Ko Tao = Turtle Island.

Our next destination. It was a reccomendation on the basis of Ko Samui being very busy and overun by bars and louts. The journey required a series of little transfers and a 12 hour semi-epic trip.

We left the serviced apartments and took the Tuk Tuk to the local subway. It was our first use of the vehicle, and it will be our last if I've got any say in it. These things are lethal. We jumped on the tube and got ourselves to the main station. A good 4 hours were goign to have to be whiled away in this place. We spent all of our time sat at a coffee shop strategically buying drinks to allow us to sit at their tables without any guilt of not being patrons. People watching at it's best. In no particular order we spotted;
A huge group of kids attending 'English Camp', waiting for their train to Chiang Mai (I think there are a lot of kids in the UK that could probably do well attending such a camp - on that note, there are more kids in China learning English than there are in England - Fact!), 

A lady with a pair of rabbits and a pair of puppies waiting for a train (she put the puppies on the table and they were sliding about in a cute keeping Kate enthralled kinda way)
A whistle going off to which a national anthem appeared to be played and everything in the station stopped. Everyone vaguely Thai then stood while the anthem was playing and stared in silence at the huge portait of the King on the wall. I at first thought it was some kind of flashmob, that only me and Kate had not been invited to. At the end of the anthem, everyone just sat down and went back to what they were doing as if nothing had happened. We were totally bemused. The Thai National Anthem is played each day at 8:00 a.m. and 6:00 p.m. It is broadcast on every local and national TV and Radio channel and from speakers in train stations, subway stations, public parks, civic and government buildings. The amusing thing is the amount of westerners that cracking under peer pressure, also stood and looked towards the King in pride. I smiled to myself as I was one of them. This country has a lot of pride and the pride in the King is highest of all - you simply do not insult the king.

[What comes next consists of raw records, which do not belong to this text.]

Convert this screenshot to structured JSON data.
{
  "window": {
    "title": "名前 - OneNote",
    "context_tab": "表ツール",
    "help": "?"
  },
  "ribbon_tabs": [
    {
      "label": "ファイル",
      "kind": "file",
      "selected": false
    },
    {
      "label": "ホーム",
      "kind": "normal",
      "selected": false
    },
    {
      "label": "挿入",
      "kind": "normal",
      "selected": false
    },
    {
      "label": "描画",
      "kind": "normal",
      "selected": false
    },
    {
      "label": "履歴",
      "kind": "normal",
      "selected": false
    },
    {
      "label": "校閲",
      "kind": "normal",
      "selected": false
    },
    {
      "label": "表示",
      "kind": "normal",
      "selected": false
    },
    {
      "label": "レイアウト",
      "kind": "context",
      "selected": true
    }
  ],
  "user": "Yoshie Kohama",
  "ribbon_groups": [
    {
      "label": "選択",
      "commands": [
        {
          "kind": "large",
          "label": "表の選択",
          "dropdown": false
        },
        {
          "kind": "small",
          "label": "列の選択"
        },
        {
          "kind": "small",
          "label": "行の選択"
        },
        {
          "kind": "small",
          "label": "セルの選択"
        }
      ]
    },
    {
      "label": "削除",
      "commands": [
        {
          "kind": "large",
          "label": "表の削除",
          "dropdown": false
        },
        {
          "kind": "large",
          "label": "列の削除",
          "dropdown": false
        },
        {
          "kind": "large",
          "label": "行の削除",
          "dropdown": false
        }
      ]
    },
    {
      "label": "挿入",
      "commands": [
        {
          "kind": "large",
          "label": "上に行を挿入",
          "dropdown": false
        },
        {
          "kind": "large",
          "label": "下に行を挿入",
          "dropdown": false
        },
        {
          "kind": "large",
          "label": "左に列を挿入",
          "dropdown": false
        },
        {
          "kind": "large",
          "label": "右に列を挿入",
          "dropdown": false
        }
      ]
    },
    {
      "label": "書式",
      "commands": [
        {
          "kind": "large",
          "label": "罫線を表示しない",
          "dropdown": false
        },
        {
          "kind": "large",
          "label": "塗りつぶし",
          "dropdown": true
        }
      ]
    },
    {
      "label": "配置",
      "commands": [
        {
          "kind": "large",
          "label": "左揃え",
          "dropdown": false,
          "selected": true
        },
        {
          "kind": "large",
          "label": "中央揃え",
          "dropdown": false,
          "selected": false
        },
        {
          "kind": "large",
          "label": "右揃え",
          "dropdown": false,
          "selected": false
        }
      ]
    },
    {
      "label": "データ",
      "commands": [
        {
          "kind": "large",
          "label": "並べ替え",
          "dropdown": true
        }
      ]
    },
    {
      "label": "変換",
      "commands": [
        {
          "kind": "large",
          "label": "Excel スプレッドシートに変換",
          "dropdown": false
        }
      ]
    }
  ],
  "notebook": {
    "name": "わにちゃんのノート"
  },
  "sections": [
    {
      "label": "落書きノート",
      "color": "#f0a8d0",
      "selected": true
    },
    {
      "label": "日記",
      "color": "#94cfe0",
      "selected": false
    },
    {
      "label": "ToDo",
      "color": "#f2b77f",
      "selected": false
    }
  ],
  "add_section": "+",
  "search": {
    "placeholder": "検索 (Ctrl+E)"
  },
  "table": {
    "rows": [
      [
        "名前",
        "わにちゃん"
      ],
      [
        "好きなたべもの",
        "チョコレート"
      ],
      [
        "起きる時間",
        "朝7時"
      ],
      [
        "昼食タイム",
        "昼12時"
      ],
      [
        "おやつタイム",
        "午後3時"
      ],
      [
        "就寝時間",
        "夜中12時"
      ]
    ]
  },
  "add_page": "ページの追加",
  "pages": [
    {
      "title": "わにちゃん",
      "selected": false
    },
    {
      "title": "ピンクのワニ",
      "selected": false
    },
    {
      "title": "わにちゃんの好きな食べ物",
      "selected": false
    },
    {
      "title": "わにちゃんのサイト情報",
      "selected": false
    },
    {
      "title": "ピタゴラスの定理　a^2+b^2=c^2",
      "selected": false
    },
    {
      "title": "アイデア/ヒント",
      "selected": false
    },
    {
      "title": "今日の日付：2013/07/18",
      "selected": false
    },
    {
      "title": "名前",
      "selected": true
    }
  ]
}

Number 25. The coffee shop attendant was a clear Kathoey with a mans face, adams apple and gruff voice. I could hardly see the point in Heshe trying. I'm still being an Ass I realise.

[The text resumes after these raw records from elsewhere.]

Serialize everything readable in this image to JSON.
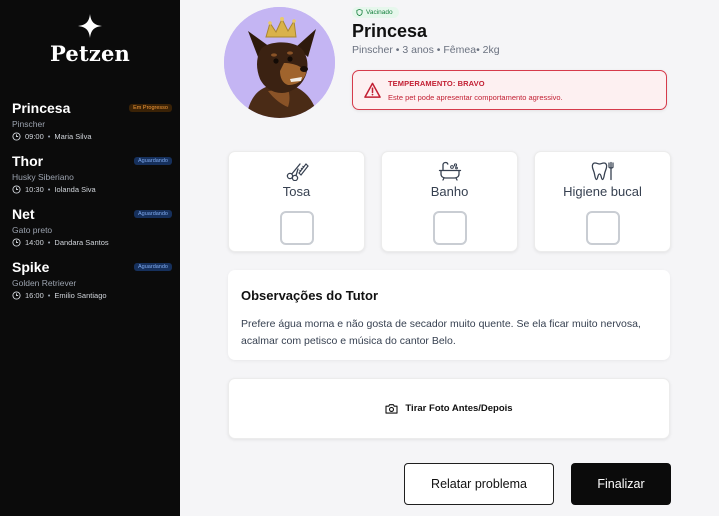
{
  "app": {
    "logo": "Petzen"
  },
  "sidebar": {
    "pets": [
      {
        "name": "Princesa",
        "status": "Em Progresso",
        "status_type": "progress",
        "breed": "Pinscher",
        "time": "09:00",
        "owner": "Maria Silva"
      },
      {
        "name": "Thor",
        "status": "Aguardando",
        "status_type": "waiting",
        "breed": "Husky Siberiano",
        "time": "10:30",
        "owner": "Iolanda Siva"
      },
      {
        "name": "Net",
        "status": "Aguardando",
        "status_type": "waiting",
        "breed": "Gato preto",
        "time": "14:00",
        "owner": "Dandara Santos"
      },
      {
        "name": "Spike",
        "status": "Aguardando",
        "status_type": "waiting",
        "breed": "Golden Retriever",
        "time": "16:00",
        "owner": "Emilio Santiago"
      }
    ]
  },
  "profile": {
    "badge": "Vacinado",
    "name": "Princesa",
    "info": "Pinscher • 3 anos • Fêmea• 2kg",
    "alert": {
      "title": "TEMPERAMENTO: BRAVO",
      "text": "Este pet pode apresentar comportamento agressivo."
    }
  },
  "services": [
    {
      "label": "Tosa",
      "icon": "scissors-comb-icon",
      "checked": false
    },
    {
      "label": "Banho",
      "icon": "bathtub-icon",
      "checked": false
    },
    {
      "label": "Higiene bucal",
      "icon": "tooth-icon",
      "checked": false
    }
  ],
  "observations": {
    "title": "Observações do Tutor",
    "text": "Prefere água morna e não gosta de secador muito quente. Se ela ficar muito nervosa, acalmar com petisco e música do cantor Belo."
  },
  "photo": {
    "label": "Tirar Foto Antes/Depois",
    "icon": "camera-icon"
  },
  "actions": {
    "report": "Relatar problema",
    "finish": "Finalizar"
  },
  "colors": {
    "sidebar_bg": "#0b0b0b",
    "alert_red": "#c21f33",
    "progress_badge": "#f39a3a",
    "waiting_badge": "#7fa9ee",
    "vaccinated_green": "#15803d",
    "avatar_bg": "#c4b5f3"
  }
}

At 7.30pm-ish we got onto a near empty train and this one was properly second class. It was old, extremely rickety and there was a clear gap between the carriages where you could see the track. After we set on our way, a stop at a local station inundated our carriage with female schoolchildren - our quiet train wasn't quiet for long. Kate swapped seats with one of the girls so she could sit opposite me, but it wasn't for long as at 10pm the steward came through the carriage and converted the seats into beds. Both me and Kate were on the top bunks and held in place by a strap to stop me from falling into the aisle, I slept very little. This doubled with the fact that our destination stop was at 4.13am, falling into a deep sleep would potentially mean missing our stop.
We got up at 4 to get ready and toilet before disembarking, and found our door blocked by a steward asleep in the corridor - he had tied the door shut with some string and wasn't moving for anyone. He indicated that if we wanted the toilet we could walk to the other end of the carriage.
The train was late, about an hour late - and at 5.15ish we pulled into the quiet station of Chumpon. We jumped across the tracks onto the platform and quickly had our travel voucher collected to connect onto the Lamroyah Sea-Cat. As the sun-rose we transferred by coach to the Sea-Cat and jumped on board for the 1 and a half hour trip across to Ko Tao. A little choppy but we both managed to get a bit of sleep on the Cat.
At the other end a smiley man with a board for 'The Simple Life' hotel showed us to the transfer 4x4. We jumped onto the back of the 4x4 with our bags, joined by some scandinavians, and then were taken along the bumpy roads to the hotel - please note, Onto the back of the 4x4, not Into the back of the 4x4. No seatbelts, no sides to the 4x4 - it felt dangerous but we were too tired to care.

1. A Tuk Tuk
2. A Subway train
3. A Sleeper Train
4. Executive Coach
5. Sea-Cat
6. 4X4

Transfer to Ko Tao complete - 12 hours and very little sleep.